Abnormalities in amniotic fluid (AF) volume occur in 5-10% of pregnancies in the US and are often associated with increased maternal and fetal morbidity that compromises pregnancy outcome with potential long term adverse consequences. This dramatically increases the need for clinical intervention and thus costs of obstetrical management. Approximately 50% of symptomatic oligohydramnios and polyhydramnios have unknown etiology. However despite the high incidence, there remains no effective therapy for correcting the inappropriate AF volume thereby improving neonatal survival. This is primarily due to the lack of understanding of the mechanisms that regulate AF volume and the causes of the abnormalities that ultimately lead to excessive or reduced AF volumes. The limited amount of research on this subject is largely because of the difficulties in designing studies on relatively unknown and complex regulatory mechanisms without an appropriate human model. Studies in experimental animals have generated most of the current knowledge on AF transport characteristics across the amnion, the rate-limiting layer for transport. However, a critical question remains as to the applicability of these animal data to the human, and the relevance of using animal models for investigations of human biology. To address this deficiency, we propose to develop a human model for studies of AF volume regulation. We have recently developed an in vitro ovine amnion cell model for the study of AF transport across amnion cell monolayers that are readily accessible to experimental manipulations. Our goal is to adapt this cell culture system for transport studies in human amnion cells. The present application is designed to investigate the validity of this in vitro human amnion cell model for studies of AF transport mechanisms in normal pregnancies and in oligohydramnios and polyhydramnios.
In Specific Aim 1, the active and passive components of AF transport across human amnion cell monolayers as a function of solute molecular weight will be determined;the involvement of caveolae in active transcellular transport will be investigated;the role of VEGF165 and its inhibitory isoform in regulating active transport will be explored;and alterations in transport characteristics in amnion cells from oligohydramnios and polyhydramnios will be elucidated.
In Specific Aim 2, the VEGF165 regulation of passive diffusion across water channels aquaporins 1, 3 and 9 in human amnion cells will be examined. Whether passive diffusion across aquaporin channels in amnion cells from oligohydramnios and polyhydramnios is altered will be analyzed.

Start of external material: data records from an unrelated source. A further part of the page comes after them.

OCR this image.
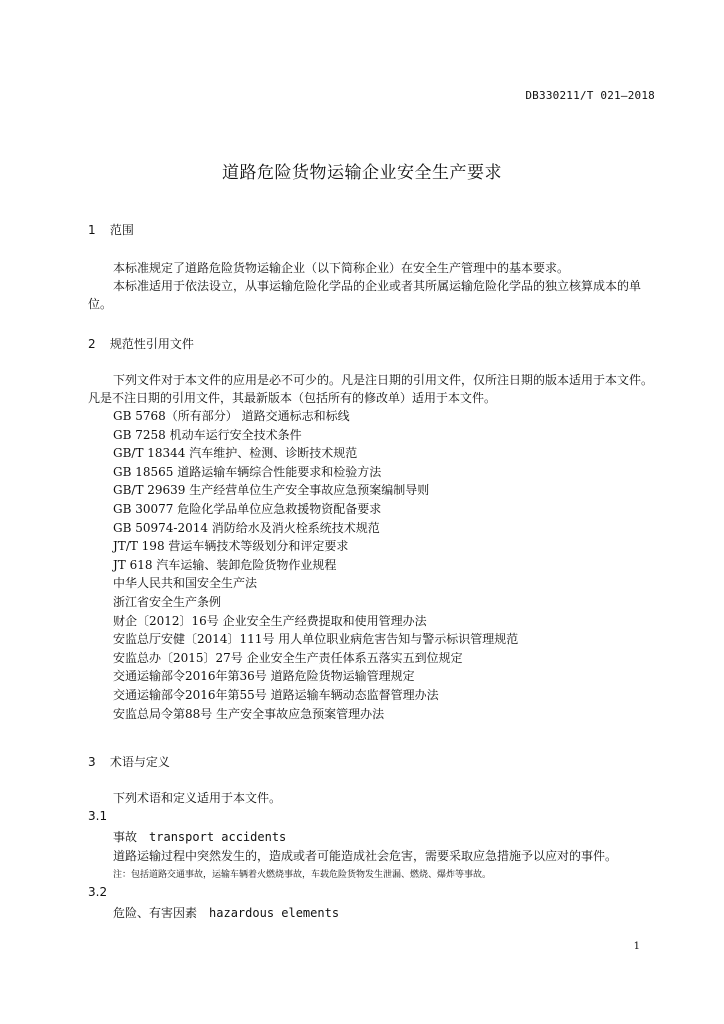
DB330211/T 021—2018
道路危险货物运输企业安全生产要求
1 范围
本标准规定了道路危险货物运输企业（以下简称企业）在安全生产管理中的基本要求。
本标准适用于依法设立，从事运输危险化学品的企业或者其所属运输危险化学品的独立核算成本的单位。
2 规范性引用文件
下列文件对于本文件的应用是必不可少的。凡是注日期的引用文件，仅所注日期的版本适用于本文件。凡是不注日期的引用文件，其最新版本（包括所有的修改单）适用于本文件。
GB 5768（所有部分） 道路交通标志和标线
GB 7258 机动车运行安全技术条件
GB/T 18344 汽车维护、检测、诊断技术规范
GB 18565 道路运输车辆综合性能要求和检验方法
GB/T 29639 生产经营单位生产安全事故应急预案编制导则
GB 30077 危险化学品单位应急救援物资配备要求
GB 50974-2014 消防给水及消火栓系统技术规范
JT/T 198 营运车辆技术等级划分和评定要求
JT 618 汽车运输、装卸危险货物作业规程
中华人民共和国安全生产法
浙江省安全生产条例
财企〔2012〕16号 企业安全生产经费提取和使用管理办法
安监总厅安健〔2014〕111号 用人单位职业病危害告知与警示标识管理规范
安监总办〔2015〕27号 企业安全生产责任体系五落实五到位规定
交通运输部令2016年第36号 道路危险货物运输管理规定
交通运输部令2016年第55号 道路运输车辆动态监督管理办法
安监总局令第88号 生产安全事故应急预案管理办法
3 术语与定义
下列术语和定义适用于本文件。
3.1
事故 transport accidents
道路运输过程中突然发生的，造成或者可能造成社会危害，需要采取应急措施予以应对的事件。
注：包括道路交通事故，运输车辆着火燃烧事故，车载危险货物发生泄漏、燃烧、爆炸等事故。
3.2
危险、有害因素 hazardous elements
1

In Specific Aim 3, the role of VEGF165 as the regulatory factor in the cell signaling events that mediate active caveolar transcytosis will be investigated in amnion cells from normal pregnancy, and from oligohydramnios and polyhydramnios. Overall, the studies will reveal whether this human amnion cell culture model is a suitable model for the investigation of AF volume regulatory mechanisms in human pregnancy, and test the feasibility of using this model to decipher the etiology underlying abnormal AF volume in oligohydramnios and polyhydramnios.
The proposed studies will establish and characterize a human amnion cell model for the investigation of mechanisms mediating amniotic fluid volume regulation in human pregnancy. Knowledge gained from studies using this model will allow the elucidation of the etiology of oligohydramnios and polyhydramnios, and thus provide the scientific basis for designing management protocols and treatment paradigms for amniotic fluid abnormalities.